Ohooo, bende daha ne sırlar var. Pelinsu fena halde tırnaklarını yiyor mesela, etrafa saçmıyor da koparıp koparıp yutuyor. Hele o sabah programındaki çekik gözlü kadın, katili bulmaya çok yaklaştığında, tırnaklar bitiyor da parmakların etlerini kemirmeye başlıyor. Bu neyse de tuvaletten çıkarken ellerini yıkamıyor. Orada değildim de kapı aralığından gördüm diyelim. Evdeki herkes yattıktan sonra Arda bilgisayarında sesi kısıp çok değişik filmler izliyor. Bir görseniz, suratı şekilden şekle giriyor. Benim pek sesim soluğum çıkmadığı için tüm ev ahalisini uyuyor sanıyor, yanına da koca bir rulo tuvalet kâğıdı alıyor. Aman ne yapsın, genç adam, karısından da hayır yok.
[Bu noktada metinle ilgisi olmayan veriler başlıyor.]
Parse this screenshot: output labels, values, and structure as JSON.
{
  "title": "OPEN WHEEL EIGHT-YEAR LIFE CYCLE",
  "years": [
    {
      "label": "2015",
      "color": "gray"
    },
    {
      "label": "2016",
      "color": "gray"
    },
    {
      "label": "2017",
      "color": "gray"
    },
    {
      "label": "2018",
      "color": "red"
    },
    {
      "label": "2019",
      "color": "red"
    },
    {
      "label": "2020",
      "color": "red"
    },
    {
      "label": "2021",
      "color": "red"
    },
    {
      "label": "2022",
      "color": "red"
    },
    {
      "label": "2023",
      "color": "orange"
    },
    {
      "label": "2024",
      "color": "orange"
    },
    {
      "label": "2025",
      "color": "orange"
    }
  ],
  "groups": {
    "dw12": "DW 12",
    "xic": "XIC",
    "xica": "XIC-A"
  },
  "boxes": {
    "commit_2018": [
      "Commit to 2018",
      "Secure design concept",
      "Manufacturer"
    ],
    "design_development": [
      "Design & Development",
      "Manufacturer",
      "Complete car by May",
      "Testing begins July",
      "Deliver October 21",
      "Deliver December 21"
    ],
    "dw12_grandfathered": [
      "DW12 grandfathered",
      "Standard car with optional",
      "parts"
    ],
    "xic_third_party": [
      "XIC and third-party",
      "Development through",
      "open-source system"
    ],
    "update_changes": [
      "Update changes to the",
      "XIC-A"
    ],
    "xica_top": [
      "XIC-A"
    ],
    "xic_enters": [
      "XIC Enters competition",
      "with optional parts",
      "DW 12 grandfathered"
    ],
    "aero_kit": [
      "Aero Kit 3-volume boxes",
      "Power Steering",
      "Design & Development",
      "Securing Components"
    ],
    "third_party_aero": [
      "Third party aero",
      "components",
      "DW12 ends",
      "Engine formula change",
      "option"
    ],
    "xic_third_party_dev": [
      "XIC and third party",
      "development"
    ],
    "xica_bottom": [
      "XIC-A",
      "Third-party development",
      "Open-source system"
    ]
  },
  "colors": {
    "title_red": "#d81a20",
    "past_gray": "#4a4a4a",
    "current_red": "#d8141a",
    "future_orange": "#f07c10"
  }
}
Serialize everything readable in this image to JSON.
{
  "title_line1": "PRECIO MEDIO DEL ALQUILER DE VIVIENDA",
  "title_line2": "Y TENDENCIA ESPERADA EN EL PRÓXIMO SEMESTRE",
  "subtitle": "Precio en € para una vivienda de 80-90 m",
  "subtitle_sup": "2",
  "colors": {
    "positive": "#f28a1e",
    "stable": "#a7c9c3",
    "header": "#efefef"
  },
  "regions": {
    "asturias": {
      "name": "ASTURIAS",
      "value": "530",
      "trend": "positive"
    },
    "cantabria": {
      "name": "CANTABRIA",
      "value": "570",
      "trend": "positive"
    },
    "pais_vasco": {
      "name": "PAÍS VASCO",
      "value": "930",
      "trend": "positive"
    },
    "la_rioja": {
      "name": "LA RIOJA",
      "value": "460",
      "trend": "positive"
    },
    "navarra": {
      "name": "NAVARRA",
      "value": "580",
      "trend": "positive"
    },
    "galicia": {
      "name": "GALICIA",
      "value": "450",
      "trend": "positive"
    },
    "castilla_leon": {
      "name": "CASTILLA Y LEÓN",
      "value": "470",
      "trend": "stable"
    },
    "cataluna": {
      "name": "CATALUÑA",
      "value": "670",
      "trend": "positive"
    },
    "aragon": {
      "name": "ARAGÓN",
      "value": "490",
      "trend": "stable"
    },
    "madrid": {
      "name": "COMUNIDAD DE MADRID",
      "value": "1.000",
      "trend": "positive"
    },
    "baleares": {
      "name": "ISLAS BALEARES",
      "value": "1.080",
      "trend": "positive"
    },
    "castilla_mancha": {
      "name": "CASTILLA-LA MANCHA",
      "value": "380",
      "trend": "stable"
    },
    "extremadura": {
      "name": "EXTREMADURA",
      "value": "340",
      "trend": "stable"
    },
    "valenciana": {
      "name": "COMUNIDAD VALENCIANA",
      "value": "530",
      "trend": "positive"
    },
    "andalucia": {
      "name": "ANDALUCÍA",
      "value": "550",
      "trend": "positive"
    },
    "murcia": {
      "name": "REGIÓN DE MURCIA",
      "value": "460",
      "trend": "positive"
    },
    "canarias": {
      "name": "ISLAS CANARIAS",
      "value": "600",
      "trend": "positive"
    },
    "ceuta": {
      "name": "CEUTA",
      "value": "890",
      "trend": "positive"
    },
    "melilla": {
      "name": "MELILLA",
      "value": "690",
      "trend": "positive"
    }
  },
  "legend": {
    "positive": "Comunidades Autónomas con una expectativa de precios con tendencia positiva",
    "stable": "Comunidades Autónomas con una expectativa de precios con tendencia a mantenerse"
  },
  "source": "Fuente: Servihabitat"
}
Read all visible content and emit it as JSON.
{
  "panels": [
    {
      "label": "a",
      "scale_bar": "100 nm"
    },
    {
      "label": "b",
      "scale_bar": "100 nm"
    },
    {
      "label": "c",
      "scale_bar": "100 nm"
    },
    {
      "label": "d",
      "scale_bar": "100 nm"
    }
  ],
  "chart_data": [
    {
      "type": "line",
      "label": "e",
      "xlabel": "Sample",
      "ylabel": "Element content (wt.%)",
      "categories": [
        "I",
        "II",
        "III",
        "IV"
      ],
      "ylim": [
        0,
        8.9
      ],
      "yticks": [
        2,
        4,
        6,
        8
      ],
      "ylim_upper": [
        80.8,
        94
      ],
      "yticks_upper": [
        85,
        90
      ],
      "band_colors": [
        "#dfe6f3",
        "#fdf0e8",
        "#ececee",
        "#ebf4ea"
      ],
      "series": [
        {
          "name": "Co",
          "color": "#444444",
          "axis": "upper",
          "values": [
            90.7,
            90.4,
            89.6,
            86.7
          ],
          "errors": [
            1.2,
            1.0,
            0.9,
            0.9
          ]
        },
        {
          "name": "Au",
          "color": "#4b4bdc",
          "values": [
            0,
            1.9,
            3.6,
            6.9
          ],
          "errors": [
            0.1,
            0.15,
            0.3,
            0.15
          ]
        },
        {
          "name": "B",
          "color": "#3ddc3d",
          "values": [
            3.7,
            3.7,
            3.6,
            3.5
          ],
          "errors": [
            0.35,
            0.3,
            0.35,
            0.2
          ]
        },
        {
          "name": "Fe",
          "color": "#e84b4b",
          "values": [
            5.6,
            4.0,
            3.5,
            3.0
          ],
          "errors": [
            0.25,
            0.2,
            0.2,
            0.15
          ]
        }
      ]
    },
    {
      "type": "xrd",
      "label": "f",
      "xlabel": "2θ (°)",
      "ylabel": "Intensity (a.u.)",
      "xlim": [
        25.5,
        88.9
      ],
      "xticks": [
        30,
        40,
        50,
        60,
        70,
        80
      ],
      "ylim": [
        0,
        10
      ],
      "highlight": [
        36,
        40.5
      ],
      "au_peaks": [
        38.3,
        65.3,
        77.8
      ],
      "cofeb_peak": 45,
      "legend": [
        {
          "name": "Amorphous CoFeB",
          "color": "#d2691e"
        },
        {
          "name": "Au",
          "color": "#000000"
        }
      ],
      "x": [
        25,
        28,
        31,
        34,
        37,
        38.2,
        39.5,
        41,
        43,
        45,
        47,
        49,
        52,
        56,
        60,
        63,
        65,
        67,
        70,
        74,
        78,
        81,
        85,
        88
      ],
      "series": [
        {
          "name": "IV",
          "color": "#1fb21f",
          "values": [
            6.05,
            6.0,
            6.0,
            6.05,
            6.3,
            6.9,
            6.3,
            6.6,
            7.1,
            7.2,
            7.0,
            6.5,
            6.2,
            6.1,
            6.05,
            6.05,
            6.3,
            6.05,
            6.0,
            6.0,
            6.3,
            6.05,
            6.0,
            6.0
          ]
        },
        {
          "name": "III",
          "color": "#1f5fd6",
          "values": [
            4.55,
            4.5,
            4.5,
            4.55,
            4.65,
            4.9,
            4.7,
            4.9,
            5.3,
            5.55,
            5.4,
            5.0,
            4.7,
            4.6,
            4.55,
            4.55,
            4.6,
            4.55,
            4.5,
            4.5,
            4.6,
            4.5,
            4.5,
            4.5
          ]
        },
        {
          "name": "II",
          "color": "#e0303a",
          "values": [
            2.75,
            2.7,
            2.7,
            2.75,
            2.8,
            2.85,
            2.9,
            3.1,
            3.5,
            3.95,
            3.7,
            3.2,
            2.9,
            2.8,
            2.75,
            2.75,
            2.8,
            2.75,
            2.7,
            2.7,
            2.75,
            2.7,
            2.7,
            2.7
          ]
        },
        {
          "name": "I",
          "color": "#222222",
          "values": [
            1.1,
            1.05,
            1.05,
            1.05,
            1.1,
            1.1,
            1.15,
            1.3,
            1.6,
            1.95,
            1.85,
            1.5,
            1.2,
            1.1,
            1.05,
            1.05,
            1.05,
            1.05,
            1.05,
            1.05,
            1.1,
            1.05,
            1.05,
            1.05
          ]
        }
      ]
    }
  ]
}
Hadi bunlar neyse de Fatmanım geçen gün kızarttığı köftelerden birini düşürünce bir güzel alıverdi yerden, gitti Hamza’ya yedirdi, olacak şey değil. Ben ki her şeyi yerim, benim bile içim bulandı. Leyla da kapağını açık bulursa klozetten su içiyor, sonra da gidip Hamza’nın pelüş ayısına işiyor. Birkaç kez rahatsız oldular ama kokunun kaynağını tam olarak çözemediler. Söyleyeyim dedim ama bana yine bağırdılar.
Her evin sırları vardır, bilirim. Sır saklamakta da üzerime yoktur ama artık yeter. Beni her gördüklerine çığlık atmalarından bıktım, elektrikli süpürgenin borusuyla üzerime üzerime yürümelerinden bıktım, hiç komik değil. Geçen gün Pelinsu terlik fırlattı, zor kaçtım, ya üzerime gelseydi? Hepsinin üzerine Arda’nın telefonla bir böcek ilaçlama firmasını aradığını duyunca bu iş bitmiştir dedim. Bir de beni şikayet edip “Acele gelin!” demez mi? Pis mis diye beni kınıyorsunuz ama hepiniz kendi ayıplarınızın hamalısınız. İstenmediğim yerde bir dakika durmam ben.